Sumac increases poultry shelf life, reduce pathogens

By Sean Roach

- Last updated on GMT

Related tags: Bacteria

A water-soluble sumac berry extract has been found to increase
shelf life and decrease bacteria contamination of chicken wings.

The discovery could be a major boost for the poultry manufacturers looking for new ways to preserve and protect their products with natural ingredients.

Researchers at the University of Kafkas in Turkey found that the average shelf life of chicken wings increased by seven days and the sumac extract reduced psycotrophic, coliform, and Enterobacteriaceae​ bacteria counts.

Sumac berries are rich with tannins, a chemical substance found in plants that is known to have natural antimicrobials and antioxidant characteristics.

Scientists made the sumac extract by soaking the berries for 12 hours and then crushing and filtering the remains. The water-extract was then heat pasteurized for sterilization.

The extract's performance was measured against distilled water and lactic acid in a controlled study that took bacteria measurements over a 14-day period.

Scientists found that 12 ml of extract per 100 g of chicken wings reduced the concentration of spoilage microorganisms and extended the shelf life of processed chicken wings.
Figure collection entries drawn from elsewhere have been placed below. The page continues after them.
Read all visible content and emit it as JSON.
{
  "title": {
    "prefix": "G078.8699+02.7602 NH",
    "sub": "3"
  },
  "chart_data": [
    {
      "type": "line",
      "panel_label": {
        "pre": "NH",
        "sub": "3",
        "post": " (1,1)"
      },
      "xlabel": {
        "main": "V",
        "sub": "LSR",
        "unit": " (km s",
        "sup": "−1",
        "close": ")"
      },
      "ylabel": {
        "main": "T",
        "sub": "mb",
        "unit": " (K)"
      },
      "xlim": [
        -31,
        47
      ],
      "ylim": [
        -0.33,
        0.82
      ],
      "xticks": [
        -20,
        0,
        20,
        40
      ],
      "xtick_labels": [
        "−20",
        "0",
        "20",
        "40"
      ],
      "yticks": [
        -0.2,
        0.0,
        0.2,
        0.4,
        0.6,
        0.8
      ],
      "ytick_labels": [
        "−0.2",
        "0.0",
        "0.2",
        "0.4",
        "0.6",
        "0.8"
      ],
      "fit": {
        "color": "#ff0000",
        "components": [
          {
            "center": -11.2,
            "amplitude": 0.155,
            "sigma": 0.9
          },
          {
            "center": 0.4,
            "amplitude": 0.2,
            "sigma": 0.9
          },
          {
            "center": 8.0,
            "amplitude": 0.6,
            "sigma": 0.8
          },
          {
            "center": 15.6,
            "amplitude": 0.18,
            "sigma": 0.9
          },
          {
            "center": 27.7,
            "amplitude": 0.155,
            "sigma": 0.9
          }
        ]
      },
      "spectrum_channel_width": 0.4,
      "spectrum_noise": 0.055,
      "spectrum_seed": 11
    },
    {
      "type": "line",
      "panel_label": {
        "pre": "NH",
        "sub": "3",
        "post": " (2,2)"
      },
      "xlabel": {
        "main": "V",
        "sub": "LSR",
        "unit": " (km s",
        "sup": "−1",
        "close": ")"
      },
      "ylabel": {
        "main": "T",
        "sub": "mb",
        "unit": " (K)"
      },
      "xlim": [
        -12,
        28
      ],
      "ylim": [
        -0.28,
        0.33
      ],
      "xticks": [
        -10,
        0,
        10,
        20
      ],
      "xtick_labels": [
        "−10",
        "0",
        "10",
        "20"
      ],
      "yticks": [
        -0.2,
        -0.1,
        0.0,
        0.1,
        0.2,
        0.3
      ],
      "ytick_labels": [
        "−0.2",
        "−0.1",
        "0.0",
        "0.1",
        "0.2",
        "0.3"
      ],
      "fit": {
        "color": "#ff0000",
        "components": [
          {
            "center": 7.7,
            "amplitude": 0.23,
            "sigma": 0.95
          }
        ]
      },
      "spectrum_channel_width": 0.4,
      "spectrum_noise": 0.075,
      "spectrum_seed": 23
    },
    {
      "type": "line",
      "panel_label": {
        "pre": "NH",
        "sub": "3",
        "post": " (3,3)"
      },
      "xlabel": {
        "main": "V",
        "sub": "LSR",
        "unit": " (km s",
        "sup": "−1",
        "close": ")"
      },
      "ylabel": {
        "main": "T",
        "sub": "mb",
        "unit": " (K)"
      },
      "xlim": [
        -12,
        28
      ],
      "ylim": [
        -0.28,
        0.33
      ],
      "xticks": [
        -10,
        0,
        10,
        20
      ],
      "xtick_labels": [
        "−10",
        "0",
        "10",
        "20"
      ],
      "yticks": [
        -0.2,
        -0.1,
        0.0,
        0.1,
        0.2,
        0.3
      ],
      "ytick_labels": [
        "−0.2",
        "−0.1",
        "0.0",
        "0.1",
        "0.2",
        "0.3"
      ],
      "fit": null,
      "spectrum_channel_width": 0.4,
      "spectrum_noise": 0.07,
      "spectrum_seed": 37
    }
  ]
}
The researchers concluded that the sumac extract could replace decontaminants such as lactic acid. This is good news to producers who have recently witnessed the sharp increase in lactic acid prices due hikes in chemical raw material sources and energy costs.
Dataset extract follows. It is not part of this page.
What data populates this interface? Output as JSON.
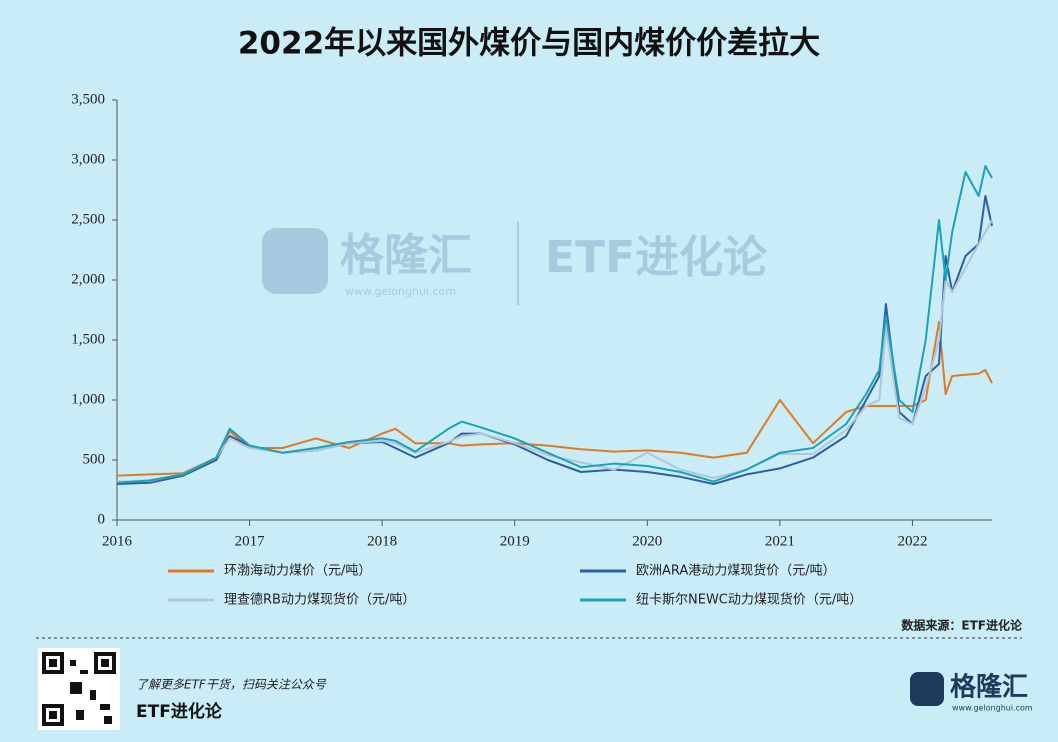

Staghorn sumac is in the same family as poison ivy, however it's leaves do not cause skin irritation and the berries are safe to consume. The plant is native to Mediterranean areas and parts of the Middle East where they are used to replace lemon peel due to their acidicflavours.

The scientists are said the findings could change the preserve market for poultry, but stressed that more research was needed to discover an optimum concentration for poultry products.